前回2図下、シベリア人か北海道人かで世界はシベリア人が早いように認識図示し、2図上、シベリア側マリタ、RHSヤナ遺跡、北海道遺跡の人類は、ベーリング地峡・ベリンジアで「滞留」した後、1.7万年以前に氷床融けの沿岸を入って行ったとみられています。

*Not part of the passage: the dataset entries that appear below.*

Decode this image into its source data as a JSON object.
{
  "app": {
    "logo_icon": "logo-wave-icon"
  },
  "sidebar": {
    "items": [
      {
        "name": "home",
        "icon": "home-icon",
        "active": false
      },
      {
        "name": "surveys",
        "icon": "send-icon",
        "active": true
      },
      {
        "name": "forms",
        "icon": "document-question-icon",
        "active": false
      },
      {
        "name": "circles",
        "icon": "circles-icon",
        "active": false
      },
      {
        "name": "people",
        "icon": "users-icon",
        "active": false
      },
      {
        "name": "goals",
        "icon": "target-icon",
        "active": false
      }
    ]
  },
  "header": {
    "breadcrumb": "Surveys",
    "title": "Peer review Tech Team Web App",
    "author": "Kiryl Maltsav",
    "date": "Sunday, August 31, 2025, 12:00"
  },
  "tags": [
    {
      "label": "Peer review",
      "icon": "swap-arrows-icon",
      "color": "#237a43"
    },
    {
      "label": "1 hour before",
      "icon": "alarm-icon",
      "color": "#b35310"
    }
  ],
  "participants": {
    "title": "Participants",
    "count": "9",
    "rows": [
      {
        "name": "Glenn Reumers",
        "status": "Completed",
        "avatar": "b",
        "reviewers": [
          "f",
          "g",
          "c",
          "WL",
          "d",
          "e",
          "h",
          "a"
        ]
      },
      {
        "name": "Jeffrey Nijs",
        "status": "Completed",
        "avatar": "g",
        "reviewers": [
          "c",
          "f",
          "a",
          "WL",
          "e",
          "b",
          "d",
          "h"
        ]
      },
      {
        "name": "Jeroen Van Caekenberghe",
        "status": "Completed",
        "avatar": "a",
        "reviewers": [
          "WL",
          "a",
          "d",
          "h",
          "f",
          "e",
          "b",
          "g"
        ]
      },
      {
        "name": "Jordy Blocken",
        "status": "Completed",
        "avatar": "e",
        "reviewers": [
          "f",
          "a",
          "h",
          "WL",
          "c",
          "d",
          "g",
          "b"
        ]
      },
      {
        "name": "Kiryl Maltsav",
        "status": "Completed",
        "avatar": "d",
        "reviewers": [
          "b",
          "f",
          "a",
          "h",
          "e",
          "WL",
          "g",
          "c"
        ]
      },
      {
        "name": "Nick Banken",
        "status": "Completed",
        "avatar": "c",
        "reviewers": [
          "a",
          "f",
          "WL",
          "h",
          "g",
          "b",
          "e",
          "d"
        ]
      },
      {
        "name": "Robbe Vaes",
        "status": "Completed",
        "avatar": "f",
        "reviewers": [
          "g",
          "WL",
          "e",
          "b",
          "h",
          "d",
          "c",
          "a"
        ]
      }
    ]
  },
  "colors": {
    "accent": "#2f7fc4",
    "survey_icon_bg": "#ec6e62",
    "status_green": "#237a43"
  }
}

まず、滞留のベリンジアヘのゴールインですが、ホントにシベリア狩猟族が一番乗りだったのでしょうか。①最近は一部の米国学者に、北海道の名が出て来るようになりました。3.8万年前の黒耀石採取の伊豆の海の行き来から、秋田・岩手3.5万年前遺跡、青森を経て千歳・十勝・北見に白滝と、「日本祖人Proto-Japanese」の充実の遺跡・遺物は、世界に認識されているのでしょうか。そして、もしかしたら千島列島越えがムリと判断されているのではないでしょうか。その場合は、白滝黒耀石が発見されている樺太~オホーツク海北沿岸ルートもあり得ます。何より千島列島は、米国学者に注目されている食の豊かな「昆布ハイウェイ」処女地を行くルートであり、次々に島が見えました。島間の最大離隔77kmは、既に人類がそれ以前に東南アジアで約90kmを渡海して豪州に行ってますし、沖縄方面の最近の実験は黒潮越え150kmの与那国行きでしたから、伊豆の海を行き来した海民祖人には十分可能だったと考えます。何よりも明治時代の北千島の「ルートン」海民は、石器を使い竪穴住居に住んで、カムチャッカ半島南部~千島列島を交易して関り、旧石器時代的に「遊動」して暮らしていて驚かされます。
一方②シベリア方面では、しっかり確認されているバイカル湖地域のマリタ遺跡は2.4万年前で北海道より万年遅いです。北極海に面したRHSヤナ遺跡は3.2万年前の古さですが、一時的な使用痕跡とみられており、東方への移住は見られず、北極海沿いのベリンジア進出は1.5万年前以降です。そもそも東部シベリアからベリンジアに2.3万年前に移住して来るのは、今でさえ寒さで死亡する人が出る厳しさですから、最寒期LGMにはムリでしたしょう。最近の遺跡発見状況で、3万年前?という若干状況が良かった時代としても厳しいもので、むろん支持する痕跡は何も有りません。このように検討すれば、ホントにシベリア人が一番なのかとなりますが、いずれにしろ地域の痕跡年代をしっかりさせ、当時の環境も更に明らかにする解明努力が求められますが、実はこれは「最初のアメリカ人」を探るだけでなく、我々の始まりである日本祖人の状況を明らかにする研究でもありますから、膨大なウポポイ予算を投入して国際研究プロジェクトを日本が主導すべきです。まずは、学生・生徒に、この世界の動向を教えましょう。